Sunrise Trekking in Bali

August 15, 2011 ASEAN Backpacking

The best spot to witness the enchanting Bali sunrise sits at an elevation of 1,717 meters above sea level.

Gunung Batur (Mt. Batur) stands as one of Bali's prime attractions for those with an adventurous spirit. This small stratovolcano in north-central Bali promises breathtaking sunrise views, featuring the serene Lake Batur and the majestic Mt. Agung.


My trek was arranged by Bali Budaya Tours (http://www.baliecocycling.com).

After reaching out to several tour providers, most of whom had a minimum requirement of two participants, I was fortunate to find the accommodating folks at Bali Budaya Tours. They agreed to include me with a group that had already booked with them (450,000 rupiah). Additionally, I booked a cycling tour with them (360,000 rupiah).

My guides, Ben and Gusto, picked me up at Kuta Bali Resort at 1:30 AM. The journey to the jump-off point took more than an hour, including a stop at another resort in Ubud, where we picked up a couple from Singapore.

Ben gave me two important instructions: 1) if I had questions about the mountain, I should direct them to the local guide, and 2) vendors might approach us with beverages; if I touched an item, I was expected to make a purchase.

We arrived at the jump-off point at 3:15 AM, where we were greeted by Wayantop, our cheerful local guide. After receiving our chocolate bars and juice in tetra packs, we commenced our climb. The chilly air at the jump-off point prompted me to wear my jacket.

The initial part of the trek was relatively easy, with the moon casting a romantic glow on our path. Although it was our headlamps illuminating the stones, the moonlit ambiance added a touch of magic. Since there was no forest cover, our trail was visible, accentuated by the flickering lights of the headlamps. 

Following that, the ascent became quite challenging, prompting numerous climbers to take breaks along the trail.

We reached the first hut before sunrise, where we rested briefly before heading to our designated hut for breakfast. It was still dark as we rested inside, gradually witnessing the sun's peeking glow. We seized the opportunity to capture the silhouette of Mt. Agung and the lake as the sun began to rise.


I approached Ben with the idea of attempting the summit before sunrise. In response, he assigned Gusto to accompany me, while he remained at the hut to prepare our breakfast. Wayantop joined us for the climb.

As we ascended, the sun gradually made its appearance on the horizon.

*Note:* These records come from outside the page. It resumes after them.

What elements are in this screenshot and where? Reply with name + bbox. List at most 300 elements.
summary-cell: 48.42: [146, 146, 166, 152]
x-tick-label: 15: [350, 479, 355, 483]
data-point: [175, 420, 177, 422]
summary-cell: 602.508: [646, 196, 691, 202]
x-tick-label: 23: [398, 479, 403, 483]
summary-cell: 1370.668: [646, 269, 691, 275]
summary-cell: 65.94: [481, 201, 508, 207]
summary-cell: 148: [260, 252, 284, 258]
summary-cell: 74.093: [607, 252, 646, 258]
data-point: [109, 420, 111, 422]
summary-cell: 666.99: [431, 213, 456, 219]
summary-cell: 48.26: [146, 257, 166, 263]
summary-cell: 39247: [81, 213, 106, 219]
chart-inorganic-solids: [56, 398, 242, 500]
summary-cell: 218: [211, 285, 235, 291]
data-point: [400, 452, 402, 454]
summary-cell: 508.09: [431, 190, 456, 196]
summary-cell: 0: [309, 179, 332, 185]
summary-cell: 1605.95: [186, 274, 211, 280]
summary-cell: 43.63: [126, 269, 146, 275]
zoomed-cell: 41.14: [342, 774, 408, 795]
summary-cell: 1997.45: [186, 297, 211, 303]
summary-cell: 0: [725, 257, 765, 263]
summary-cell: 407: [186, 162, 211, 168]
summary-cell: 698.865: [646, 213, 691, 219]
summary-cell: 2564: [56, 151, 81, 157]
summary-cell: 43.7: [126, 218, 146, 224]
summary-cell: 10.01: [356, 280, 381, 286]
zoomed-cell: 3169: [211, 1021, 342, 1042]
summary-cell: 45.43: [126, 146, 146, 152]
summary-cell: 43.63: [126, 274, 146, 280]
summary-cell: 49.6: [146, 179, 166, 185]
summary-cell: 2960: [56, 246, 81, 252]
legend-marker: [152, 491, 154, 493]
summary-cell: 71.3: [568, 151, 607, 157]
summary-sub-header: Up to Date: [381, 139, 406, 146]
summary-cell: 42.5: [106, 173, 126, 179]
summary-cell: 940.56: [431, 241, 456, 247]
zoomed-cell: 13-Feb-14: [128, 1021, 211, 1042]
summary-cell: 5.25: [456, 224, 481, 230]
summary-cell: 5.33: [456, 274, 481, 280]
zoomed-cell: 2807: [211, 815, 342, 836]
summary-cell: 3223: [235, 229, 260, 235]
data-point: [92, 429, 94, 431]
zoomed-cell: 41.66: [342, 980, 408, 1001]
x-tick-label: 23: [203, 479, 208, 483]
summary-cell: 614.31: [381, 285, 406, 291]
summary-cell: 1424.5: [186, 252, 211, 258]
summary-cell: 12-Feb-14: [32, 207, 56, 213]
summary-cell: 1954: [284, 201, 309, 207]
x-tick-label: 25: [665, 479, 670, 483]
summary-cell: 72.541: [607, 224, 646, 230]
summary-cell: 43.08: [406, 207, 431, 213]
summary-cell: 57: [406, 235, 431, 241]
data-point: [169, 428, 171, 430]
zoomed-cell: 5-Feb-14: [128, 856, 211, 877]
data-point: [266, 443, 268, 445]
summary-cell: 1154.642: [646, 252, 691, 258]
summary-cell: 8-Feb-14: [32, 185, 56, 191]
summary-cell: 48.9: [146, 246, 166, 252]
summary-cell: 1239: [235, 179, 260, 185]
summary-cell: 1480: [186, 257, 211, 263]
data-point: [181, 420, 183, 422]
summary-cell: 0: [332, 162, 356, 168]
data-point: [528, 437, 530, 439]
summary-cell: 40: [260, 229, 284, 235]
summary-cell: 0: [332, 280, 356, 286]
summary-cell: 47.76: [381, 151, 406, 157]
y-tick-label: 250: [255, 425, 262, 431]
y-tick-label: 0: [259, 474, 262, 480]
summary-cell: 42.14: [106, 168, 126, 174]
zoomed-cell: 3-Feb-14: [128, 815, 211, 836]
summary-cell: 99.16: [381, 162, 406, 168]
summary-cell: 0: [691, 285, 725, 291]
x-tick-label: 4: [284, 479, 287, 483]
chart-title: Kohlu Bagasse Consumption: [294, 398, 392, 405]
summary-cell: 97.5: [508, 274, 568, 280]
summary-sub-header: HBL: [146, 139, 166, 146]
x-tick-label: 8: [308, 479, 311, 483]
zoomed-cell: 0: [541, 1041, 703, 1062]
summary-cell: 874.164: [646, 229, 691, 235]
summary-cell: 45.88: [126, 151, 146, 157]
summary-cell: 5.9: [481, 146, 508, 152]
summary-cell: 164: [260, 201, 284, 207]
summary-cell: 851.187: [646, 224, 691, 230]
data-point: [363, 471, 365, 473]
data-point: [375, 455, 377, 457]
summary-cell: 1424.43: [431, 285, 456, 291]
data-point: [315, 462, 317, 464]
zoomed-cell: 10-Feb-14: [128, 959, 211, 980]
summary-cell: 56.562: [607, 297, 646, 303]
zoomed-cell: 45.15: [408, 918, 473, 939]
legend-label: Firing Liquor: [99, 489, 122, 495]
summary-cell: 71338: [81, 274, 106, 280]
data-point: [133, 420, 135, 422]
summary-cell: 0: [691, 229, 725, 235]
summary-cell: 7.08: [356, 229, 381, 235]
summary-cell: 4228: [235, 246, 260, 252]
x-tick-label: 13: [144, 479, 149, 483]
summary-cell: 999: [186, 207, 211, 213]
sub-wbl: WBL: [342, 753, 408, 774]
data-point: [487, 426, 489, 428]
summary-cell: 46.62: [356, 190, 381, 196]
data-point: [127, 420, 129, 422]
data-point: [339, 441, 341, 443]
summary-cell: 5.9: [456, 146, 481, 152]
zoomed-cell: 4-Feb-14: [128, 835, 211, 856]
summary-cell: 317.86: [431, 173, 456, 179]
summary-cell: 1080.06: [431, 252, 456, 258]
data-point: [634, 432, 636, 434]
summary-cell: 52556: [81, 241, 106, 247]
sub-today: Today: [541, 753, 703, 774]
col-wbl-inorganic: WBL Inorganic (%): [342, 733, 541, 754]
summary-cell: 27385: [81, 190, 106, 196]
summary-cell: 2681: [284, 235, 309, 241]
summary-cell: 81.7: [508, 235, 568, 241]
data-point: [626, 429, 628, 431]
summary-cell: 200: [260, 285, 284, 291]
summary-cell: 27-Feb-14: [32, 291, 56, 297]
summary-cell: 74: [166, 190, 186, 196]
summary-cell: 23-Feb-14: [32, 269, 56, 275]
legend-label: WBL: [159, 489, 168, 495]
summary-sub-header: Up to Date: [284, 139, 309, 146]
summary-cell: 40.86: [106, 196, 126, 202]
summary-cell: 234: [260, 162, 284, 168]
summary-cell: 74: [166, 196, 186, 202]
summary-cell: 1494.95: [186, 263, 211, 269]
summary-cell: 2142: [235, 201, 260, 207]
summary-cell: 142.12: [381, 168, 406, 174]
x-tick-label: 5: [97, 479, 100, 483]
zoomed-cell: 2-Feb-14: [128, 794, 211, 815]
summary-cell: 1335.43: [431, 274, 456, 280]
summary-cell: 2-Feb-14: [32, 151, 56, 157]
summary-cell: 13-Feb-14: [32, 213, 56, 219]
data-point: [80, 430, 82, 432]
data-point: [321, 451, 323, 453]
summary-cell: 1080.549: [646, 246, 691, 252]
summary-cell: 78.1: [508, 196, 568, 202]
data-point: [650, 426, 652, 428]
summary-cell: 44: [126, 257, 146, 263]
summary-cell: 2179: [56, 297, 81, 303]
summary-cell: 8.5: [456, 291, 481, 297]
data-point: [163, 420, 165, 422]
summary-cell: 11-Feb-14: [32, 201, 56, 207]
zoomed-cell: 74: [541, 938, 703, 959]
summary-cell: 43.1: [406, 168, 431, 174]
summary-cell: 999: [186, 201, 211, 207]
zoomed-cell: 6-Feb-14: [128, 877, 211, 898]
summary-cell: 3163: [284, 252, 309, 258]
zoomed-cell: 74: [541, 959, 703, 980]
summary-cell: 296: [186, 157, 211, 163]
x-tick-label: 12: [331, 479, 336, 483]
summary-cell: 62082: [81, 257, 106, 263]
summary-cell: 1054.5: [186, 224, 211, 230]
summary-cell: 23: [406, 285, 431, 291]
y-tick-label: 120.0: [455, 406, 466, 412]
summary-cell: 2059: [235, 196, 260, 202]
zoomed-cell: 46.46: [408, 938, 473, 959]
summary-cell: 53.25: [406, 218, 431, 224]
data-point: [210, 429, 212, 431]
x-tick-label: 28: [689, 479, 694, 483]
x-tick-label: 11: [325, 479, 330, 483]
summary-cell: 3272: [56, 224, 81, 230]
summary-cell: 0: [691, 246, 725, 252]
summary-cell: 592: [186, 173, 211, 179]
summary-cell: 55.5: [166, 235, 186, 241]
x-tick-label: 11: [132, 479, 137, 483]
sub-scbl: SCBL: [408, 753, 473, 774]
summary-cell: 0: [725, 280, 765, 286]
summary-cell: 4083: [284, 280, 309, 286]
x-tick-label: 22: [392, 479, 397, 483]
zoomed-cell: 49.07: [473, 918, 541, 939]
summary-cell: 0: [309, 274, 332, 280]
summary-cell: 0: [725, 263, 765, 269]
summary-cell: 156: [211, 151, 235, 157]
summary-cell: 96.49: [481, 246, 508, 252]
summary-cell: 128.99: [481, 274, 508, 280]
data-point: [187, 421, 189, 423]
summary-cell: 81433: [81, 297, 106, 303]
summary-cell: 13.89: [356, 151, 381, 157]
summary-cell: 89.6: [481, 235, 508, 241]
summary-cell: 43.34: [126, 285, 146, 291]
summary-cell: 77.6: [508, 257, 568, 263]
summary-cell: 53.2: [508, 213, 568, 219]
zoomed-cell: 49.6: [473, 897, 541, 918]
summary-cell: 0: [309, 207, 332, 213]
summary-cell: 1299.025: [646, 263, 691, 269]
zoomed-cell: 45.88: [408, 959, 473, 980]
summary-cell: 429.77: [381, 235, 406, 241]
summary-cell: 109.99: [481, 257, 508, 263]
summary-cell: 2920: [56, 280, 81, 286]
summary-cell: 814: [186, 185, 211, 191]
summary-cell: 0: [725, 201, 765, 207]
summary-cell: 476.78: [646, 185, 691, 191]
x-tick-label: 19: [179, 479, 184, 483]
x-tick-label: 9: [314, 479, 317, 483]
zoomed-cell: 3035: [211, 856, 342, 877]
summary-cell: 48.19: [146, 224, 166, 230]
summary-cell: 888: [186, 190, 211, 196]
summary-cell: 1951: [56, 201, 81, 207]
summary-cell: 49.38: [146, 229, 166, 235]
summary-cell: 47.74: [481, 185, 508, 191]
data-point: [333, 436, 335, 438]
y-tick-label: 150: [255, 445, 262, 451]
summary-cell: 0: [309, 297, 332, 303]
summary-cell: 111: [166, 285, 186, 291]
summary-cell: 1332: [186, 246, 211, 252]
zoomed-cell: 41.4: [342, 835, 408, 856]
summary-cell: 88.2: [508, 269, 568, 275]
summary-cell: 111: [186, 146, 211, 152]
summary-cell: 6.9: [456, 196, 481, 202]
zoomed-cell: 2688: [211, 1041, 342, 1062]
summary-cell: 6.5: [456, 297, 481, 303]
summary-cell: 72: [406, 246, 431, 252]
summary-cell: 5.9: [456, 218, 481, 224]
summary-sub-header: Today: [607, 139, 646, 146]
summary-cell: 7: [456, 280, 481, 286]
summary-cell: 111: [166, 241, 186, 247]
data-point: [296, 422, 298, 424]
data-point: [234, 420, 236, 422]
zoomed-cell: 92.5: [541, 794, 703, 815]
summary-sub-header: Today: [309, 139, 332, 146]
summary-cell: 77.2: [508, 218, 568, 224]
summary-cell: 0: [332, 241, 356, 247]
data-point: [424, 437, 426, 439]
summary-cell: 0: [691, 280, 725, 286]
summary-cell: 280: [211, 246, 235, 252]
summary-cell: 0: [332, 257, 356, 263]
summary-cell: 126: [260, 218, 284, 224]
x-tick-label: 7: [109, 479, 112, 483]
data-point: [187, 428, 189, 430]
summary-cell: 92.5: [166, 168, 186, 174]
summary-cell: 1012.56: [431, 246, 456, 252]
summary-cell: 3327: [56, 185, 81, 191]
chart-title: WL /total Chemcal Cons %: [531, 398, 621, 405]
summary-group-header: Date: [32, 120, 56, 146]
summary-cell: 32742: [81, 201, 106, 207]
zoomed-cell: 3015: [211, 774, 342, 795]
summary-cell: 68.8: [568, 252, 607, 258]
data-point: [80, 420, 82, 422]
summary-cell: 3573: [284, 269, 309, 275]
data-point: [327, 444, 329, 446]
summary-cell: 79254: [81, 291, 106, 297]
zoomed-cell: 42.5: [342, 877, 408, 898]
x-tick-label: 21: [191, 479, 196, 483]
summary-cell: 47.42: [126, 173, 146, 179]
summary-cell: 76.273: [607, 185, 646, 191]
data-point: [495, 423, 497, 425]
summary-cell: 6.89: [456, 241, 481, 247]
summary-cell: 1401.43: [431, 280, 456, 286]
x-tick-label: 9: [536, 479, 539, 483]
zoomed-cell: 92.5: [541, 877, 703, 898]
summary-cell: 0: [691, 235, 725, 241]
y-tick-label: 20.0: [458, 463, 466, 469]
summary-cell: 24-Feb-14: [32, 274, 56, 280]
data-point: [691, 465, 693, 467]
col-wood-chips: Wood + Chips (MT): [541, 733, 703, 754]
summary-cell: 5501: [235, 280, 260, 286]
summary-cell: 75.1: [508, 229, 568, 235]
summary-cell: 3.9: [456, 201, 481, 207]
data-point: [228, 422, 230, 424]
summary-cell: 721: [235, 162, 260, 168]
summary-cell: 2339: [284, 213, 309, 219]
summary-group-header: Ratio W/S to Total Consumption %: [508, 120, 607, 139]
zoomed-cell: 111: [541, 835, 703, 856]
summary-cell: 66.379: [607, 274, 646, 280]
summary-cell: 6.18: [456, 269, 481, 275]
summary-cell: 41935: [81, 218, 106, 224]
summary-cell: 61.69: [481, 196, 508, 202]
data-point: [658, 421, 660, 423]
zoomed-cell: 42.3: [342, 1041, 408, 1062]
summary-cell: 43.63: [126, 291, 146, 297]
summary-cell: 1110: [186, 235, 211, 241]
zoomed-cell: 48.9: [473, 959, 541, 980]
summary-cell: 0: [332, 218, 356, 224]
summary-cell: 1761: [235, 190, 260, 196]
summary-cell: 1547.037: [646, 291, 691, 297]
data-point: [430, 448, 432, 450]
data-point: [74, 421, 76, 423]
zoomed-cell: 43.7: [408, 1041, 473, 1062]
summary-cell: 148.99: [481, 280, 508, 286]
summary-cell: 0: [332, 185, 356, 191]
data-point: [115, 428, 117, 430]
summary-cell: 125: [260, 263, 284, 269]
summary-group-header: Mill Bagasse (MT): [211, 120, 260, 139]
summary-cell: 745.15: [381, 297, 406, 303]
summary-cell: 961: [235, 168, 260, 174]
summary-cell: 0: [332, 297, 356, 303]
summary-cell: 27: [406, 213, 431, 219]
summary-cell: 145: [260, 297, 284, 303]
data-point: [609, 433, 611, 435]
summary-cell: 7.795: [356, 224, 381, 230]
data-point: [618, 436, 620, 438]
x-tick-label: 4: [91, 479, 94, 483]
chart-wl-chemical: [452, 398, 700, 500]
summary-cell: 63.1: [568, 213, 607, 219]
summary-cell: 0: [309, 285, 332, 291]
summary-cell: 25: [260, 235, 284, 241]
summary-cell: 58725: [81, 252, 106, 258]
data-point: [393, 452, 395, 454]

This segment proved to be the most challenging for me due to the loose and slippery volcanic soil. After approximately 20 minutes of effort, we successfully reached the summit, which revealed an even more majestic view.

Other climbers had gathered there, anticipating the sunrise. 

According to some sources, Mt. Batur was once 4,000 meters in height, and what remains today is the result of a prehistoric eruption. Major eruptions also occurred in 1917, 1926, and 1963 (coinciding with Agung's major eruption).


While waiting for the sunrise, Wayantop kept me company.

And then, the moment we had all eagerly awaited arrived—the climbers welcomed the sun with resounding applause.




Following the mesmerizing sunrise, we began our descent. During the descent, Wayantop pointed out a rock from the recent eruption of a smaller crater within the vicinity of Mt. Batur.


They even held my hands as we descended because the path was quite slippery, turning the descent into a fun and memorable experience.


Back at the hut, my breakfast was waiting.


After our breakfast, we headed to the crater view deck, where we were greeted by some playful forest monkeys.


A group of devout Balinese Hindus was present, engaged in a canang (chanang) ceremony—an offering or sacrifice. As part of the ritual, they threw a chicken and a duck into the crater.

Both Mt. Batur and Mt. Agung hold immense sacred significance in Balinese Hinduism. Mt. Agung, standing at 3,142 meters, is the highest and considered the most sacred, serving as the abode of Batara Gunung Agung or Madadewa, the supreme manifestation of Shiva. 

Meanwhile, Mt. Batur and Lake Batur are also revered as sacred, being the dwelling place of Dewi Danu, the Goddess of the lake.



We descended to explore a steam vent and visited the entrance of a small cave.



Ben demonstrated a fascinating trick—placing incense in the vent, which resulted in even more steam billowing out.


After that, we commenced our descent.


There is a steam vent located along the trail.


We also passed by a Balinese Hindu Temple.

We arrived back at the jump-off point around 9 AM, where we were provided with feedback forms.

It's worth noting that the local guides at Mt. Batur are well-organized. All guides are members of the Association of Mount Batur Trekking Guides. Typically, the standard rate for guides is 300,000 rupiah. I also connected with Sadu Antara on Facebook (081337747376), who charges the same rate. It's mandatory for all climbers to have a guide from this association.



As a final note, while many tour operators describe this trek as very easy, it's important to emphasize the importance of training and having proper gear. Bringing a jacket is advisable as it can get very cold in the morning. Additionally, having sunglasses and sunblock ready for the descent is recommended, especially when the temperature rises.